Hint: In this question we are asked to calculate the number of electrons to be removed from one of the two identical spheres so that they attract each other with a force of 0.9 N. We will be using Coulomb’s Law to calculate the desired result. Coulomb’s law states the relation between the force and two charged particles separated by some distance.

Formula Used:
\[F=\dfrac{k{{q}_{1}}{{q}_{2}}}{{{r}^{2}}}\]
Where,
F is the force between the particles
k is the Coulomb's constant
q is the charge on the particle
r is the distance between two particles

Complete answer :
We know that the relation between force and two charged particles separated by a certain distance is given by Coulomb’s law. It states that, Force between the two particles is directly proportional to the product of charge of two particles and inversely proportional to the square of distance between them.
It is given as,
\[F=\dfrac{k{{q}_{1}}{{q}_{2}}}{{{r}^{2}}}\]
Let us assume that charge on one particle \[{{q}_{1}}=x\] and \[{{q}_{2}}=-x\]. Also, we know that Coulomb’s constant k = \[9\times {{10}^{9}}\] \[N{{m}^{2}}/{{C}^{2}}\]
After substituting values
We get,
\[0.9=\dfrac{-9\times {{10}^{9}}\times {{x}^{2}}}{{{1}^{2}}}\]
Therefore,
\[{{x}^{2}}=\dfrac{1}{{{10}^{5}}}\]
It can be written as
\[{{x}^{2}}={{10}^{-5}}C\]
Now we know that 1 Coulomb has \[6.25\times {{10}^{18}}\] electrons.
 Therefore,
\[6.25\times {{10}^{18}}\times {{10}^{-5}}=6.25\times {{10}^{13}}\]
Therefore, \[{{10}^{-5}}\] Coulombs will have \[6.25\times {{10}^{13}}\]. Therefore, \[6.25\times {{10}^{13}}\] electrons should be removed from one sphere and added to another to make the attractive force F = 0.9N.

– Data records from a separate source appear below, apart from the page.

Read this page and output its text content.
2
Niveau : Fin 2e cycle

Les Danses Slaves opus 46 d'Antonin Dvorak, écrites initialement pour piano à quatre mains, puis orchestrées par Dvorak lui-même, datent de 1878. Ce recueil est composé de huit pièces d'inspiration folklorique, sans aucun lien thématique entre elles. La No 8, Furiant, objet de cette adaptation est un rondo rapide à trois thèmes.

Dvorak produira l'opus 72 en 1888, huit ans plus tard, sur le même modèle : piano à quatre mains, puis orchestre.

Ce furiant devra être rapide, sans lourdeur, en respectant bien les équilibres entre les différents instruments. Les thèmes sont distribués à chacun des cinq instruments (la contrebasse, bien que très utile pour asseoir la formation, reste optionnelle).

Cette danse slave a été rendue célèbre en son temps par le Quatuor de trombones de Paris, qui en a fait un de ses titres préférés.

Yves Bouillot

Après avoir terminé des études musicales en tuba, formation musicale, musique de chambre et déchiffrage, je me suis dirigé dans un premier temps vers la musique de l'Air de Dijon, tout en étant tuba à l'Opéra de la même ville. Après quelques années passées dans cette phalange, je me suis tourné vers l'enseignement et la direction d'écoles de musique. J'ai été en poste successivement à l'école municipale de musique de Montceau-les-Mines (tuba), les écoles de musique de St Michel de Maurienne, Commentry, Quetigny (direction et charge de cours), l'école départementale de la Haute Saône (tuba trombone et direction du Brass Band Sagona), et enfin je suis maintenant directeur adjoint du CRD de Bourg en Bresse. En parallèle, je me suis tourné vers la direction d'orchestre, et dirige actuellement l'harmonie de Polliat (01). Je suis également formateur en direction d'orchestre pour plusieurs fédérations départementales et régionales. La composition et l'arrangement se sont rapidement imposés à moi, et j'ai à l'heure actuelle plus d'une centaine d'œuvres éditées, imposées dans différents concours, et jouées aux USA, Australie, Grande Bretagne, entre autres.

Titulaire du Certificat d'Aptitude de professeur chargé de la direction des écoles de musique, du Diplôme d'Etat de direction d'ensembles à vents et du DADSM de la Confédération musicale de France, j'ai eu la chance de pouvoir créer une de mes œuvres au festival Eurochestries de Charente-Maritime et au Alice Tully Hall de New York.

Therefore, the correct answer is option C.

Note:
Coulomb’s Law states that the electrical force between two bodies is directly proportional to the product of the quantity of the charge on bodies and inversely proportional to the distance of separation between them. Coulomb’s law can provide a relatively simple derivation of Gauss’s law for general cases. The vector form of Coulomb’s law specifies the direction of electric field due to charges.